Over the summer, a computer system based processes student course requests, and assigns students to their top choices while ensuring that no class remains over capacity. As a result, many students are initially placed into classes they did not request, because the classes they had applied for, typically competitive AP courses, were over capacity. During the first few weeks of school, counselors must manually add students to these overbooked classes.
As the student population increases, more students apply to the same classes every year, and the number of students initially rejected and forced to make scheduling changes increases. “As we keep growing, that’s going to keep happening,” said Pathways Coordinator Angelo Hernandez.
Eleventh-grade counselor Aleta Lane believes that haphazard student class choices also exacerbate scheduling issues. “Students do change their schedules a lot,” she said. “I met with [juniors] in the springtime, and before the school year was out people were already like, ‘I want to change this.’”
Students were frustrated by scheduling errors at the beginning of the year. “I was put in two periods of the exact same class (ceramics) who we still don’t have a teacher for,” said junior Caterina Sella. Sophomore Leila Warner had a similar issue. “They forgot to put me in [a] language and I had two of the same class[es] in a row, which meant my entire schedule had to be moved around,” she said. “It took three weeks,” Warner added.

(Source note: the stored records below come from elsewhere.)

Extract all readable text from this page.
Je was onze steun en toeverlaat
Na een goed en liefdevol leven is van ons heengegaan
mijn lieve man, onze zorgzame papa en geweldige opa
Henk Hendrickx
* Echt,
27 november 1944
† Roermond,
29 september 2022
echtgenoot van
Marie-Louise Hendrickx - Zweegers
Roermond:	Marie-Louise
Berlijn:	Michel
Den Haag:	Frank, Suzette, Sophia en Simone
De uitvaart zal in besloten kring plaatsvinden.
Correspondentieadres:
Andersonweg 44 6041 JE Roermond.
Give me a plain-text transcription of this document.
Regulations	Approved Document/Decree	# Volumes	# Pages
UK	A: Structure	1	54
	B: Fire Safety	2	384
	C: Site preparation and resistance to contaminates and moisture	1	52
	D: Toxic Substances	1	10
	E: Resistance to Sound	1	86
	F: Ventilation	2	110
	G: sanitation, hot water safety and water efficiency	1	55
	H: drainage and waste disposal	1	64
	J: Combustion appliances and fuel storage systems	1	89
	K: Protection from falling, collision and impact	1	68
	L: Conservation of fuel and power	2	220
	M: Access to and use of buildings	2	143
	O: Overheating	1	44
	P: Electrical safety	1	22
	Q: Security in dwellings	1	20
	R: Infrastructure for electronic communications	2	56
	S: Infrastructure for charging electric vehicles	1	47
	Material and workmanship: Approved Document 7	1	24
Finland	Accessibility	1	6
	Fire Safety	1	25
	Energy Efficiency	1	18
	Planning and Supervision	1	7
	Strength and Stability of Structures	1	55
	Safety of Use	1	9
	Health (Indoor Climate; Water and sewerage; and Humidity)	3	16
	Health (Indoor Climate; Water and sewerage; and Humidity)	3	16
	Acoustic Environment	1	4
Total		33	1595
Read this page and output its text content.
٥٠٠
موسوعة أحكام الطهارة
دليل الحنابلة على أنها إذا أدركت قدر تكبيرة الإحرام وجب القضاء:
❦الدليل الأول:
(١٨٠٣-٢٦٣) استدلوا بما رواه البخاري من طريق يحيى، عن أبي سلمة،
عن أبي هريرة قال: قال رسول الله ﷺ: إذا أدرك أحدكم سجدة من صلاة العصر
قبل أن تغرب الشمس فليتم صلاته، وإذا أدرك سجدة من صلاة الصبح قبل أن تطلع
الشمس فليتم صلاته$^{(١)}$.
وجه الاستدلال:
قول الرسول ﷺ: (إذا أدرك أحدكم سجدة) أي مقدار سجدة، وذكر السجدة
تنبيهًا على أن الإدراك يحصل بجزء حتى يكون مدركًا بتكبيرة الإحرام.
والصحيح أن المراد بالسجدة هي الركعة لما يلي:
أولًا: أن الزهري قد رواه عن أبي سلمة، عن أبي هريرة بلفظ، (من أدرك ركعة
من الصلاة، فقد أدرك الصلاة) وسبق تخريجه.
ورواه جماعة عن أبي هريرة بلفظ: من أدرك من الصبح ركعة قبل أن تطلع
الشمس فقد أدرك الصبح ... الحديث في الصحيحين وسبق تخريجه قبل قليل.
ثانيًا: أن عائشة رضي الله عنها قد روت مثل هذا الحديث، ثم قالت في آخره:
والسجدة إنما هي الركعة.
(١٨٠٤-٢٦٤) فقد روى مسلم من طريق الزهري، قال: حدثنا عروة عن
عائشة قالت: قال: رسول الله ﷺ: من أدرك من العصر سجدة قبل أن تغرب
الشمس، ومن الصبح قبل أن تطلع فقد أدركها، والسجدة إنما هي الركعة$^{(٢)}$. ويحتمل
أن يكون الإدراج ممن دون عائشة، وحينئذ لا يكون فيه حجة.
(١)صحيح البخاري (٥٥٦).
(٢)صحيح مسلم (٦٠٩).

The main issue is that the teacher population has not been increasing with the student population. As The Beacon reported last month, the average Wilson class size is 24 students, and 56 classes have more than 33 students. DCPS is supposed to provide funding for a teacher for every 30 students that Wilson is over capacity, though that data is not finalized until later in the advisory when it is clear which students are regularly attending school. Even then, the hiring process might take weeks or months to find an adequate educator.
Despite the continual increase in scheduling concerns from an expanding student body, this year’s counseling office was far better prepared to handle student concerns than previous years. “[We had] one counselor per grade level, now we have two counselors per grade level,” said Lane. She noted that staggering changes by grade over a two week period made changing student schedules more manageable.